A portion of the Common Transfusion Reaction Reporting Form 
Hemovigilance Module Updates
The National Healthcare Safety Network’s (NHSN) Hemovigilance Module, as part of the NHSN Release 9.2 on Dec. 8, 2018, has following updates: 
  • Addition of transitional patient blood types.
  • Updates to the Transfusion-Transmitted Infection (TTI) portion of the algorithm that generates designations.
  • Removal of error messages that occur at inappropriate times.
  • Auto-population of facility characteristics in annual facility survey.
  • Removal of annual transfusion summary from the annual facility survey.
Case Study
A 13-year-old African-American male with sickle cell disease and on chronic red cell exchanges came to the pediatric ward for his monthly exchange on Oct. 1. His blood type was A RhD+, and he had always tested the same way. He received an exchange of six units of cross-match compatible packed red blood cells. He tolerated the procedure without incident. On Oct. 23, samples were sent to the blood bank for a new type and screen. A new anti-D and a positive direct antiglobulin test (DAT) were discovered. He has not received any other transfusions in the interim or been to any other facilities for medical care. He remembers being told something about having a “weak antigen” but does not remember the details. There was no evidence of hemolysis on laboratory workup , and the patient reports that he is in his usual state of health with no complaints. He received his monthly red cell exchange a few days later with RhD-negative cells that were also matched for C-E-K.

Facility Coding:

Adverse Reaction: Delayed serologic transfusion reaction (DSTR)
Case Definition: Absence of clinical or laboratory signs of hemolysis and demonstration of new, clinically-significant antibodies against red blood cells
Severity: Not Determined — Since this is by definition a reaction with no clinical symptoms, the severity of the reaction cannot be graded. 
Imputability: Definite — New alloantibody is identified between 24 hours and 28 days after cessation of transfusion, and transfusion performed by your facility is the only possible cause for seroconversion.
As a follow-up, the patient was genotyped and found to have a weak-partial-D variant. Sickle cell patients often have RHD and RHCE gene variations which may account for as many as a third of allo-anti-D in patients with partial-D who develop antigens against the missing epitopes. RHD and RHCE have an opposite orientation and as much as 95% homology, creating a great deal of heterogeneity in antigen expression. Numerous gene rearrangements have occurred in African populations that result in partial antigens that contribute to the high rate of Rh alloimmunization among patients with sickle cell disease. As many as 10% of individuals with a “weak” D phenotype are actually partial-D when genotyped. Therefore, molecular follow-up should be provided when available, and patients must be treated as RH D negative until the testing is complete.

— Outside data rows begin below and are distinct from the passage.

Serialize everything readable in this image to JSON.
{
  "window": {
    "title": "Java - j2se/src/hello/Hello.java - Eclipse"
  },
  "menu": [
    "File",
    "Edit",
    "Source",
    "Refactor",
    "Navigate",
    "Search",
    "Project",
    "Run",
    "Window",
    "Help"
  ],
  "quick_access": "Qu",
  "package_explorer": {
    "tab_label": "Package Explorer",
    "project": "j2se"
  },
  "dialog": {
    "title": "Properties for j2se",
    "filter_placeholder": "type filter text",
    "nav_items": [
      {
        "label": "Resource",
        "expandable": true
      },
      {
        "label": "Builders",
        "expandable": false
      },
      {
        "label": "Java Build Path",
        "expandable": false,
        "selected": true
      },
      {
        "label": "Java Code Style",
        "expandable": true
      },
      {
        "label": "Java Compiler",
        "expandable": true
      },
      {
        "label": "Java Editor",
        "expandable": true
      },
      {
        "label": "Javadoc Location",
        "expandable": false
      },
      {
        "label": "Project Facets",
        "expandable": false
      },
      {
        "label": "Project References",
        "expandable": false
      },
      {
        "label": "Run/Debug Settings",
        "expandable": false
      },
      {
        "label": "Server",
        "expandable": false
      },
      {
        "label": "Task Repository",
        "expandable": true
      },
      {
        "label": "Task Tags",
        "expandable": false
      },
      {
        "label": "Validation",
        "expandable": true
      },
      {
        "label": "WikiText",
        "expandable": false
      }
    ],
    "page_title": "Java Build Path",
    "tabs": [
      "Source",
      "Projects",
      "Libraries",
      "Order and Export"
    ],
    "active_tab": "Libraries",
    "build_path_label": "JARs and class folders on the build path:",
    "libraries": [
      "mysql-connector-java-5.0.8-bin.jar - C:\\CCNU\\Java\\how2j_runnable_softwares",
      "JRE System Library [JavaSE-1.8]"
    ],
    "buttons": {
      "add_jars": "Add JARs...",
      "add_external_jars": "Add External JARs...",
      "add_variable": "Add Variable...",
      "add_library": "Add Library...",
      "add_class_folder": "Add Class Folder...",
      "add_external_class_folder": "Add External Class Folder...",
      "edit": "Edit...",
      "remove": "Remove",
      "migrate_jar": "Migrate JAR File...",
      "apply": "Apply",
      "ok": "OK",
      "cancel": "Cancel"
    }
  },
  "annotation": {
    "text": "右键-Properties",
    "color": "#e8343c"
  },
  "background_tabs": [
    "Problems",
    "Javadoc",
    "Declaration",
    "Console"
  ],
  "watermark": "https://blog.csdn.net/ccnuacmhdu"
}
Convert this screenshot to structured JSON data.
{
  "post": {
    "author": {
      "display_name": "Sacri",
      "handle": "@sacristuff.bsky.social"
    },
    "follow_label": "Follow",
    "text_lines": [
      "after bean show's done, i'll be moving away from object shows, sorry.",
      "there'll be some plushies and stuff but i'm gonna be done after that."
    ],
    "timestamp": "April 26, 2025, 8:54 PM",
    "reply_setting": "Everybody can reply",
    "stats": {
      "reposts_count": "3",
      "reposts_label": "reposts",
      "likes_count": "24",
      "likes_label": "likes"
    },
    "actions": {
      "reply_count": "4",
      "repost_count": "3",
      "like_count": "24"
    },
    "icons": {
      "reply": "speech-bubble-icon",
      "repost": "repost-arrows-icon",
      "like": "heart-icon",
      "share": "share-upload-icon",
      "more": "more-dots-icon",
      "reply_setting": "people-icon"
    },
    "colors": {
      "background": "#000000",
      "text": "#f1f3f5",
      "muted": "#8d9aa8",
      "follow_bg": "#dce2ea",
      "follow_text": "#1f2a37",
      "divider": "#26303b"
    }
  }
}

Case study credit: Sarah Vossoughi, MD, Columbia University Irving Medical Center & New York-Presbyterian Hospital
NHSN DSTR Data Entry Recommendation 
  • When a patient undergoes seroconversion and shows new clinically-significant antibodies to red blood cells within 28 days of transfusion, NHSN recommends using the date and time of testing to represent the date and time of reaction for DSTR.
  • Time of reaction can be selected as “unknown” if the time of testing is unknown.
  • If the patient exhibits seroconversion to more than one antibody, NHSN recommends reporting discovery of each new antibody as a separate DSTR.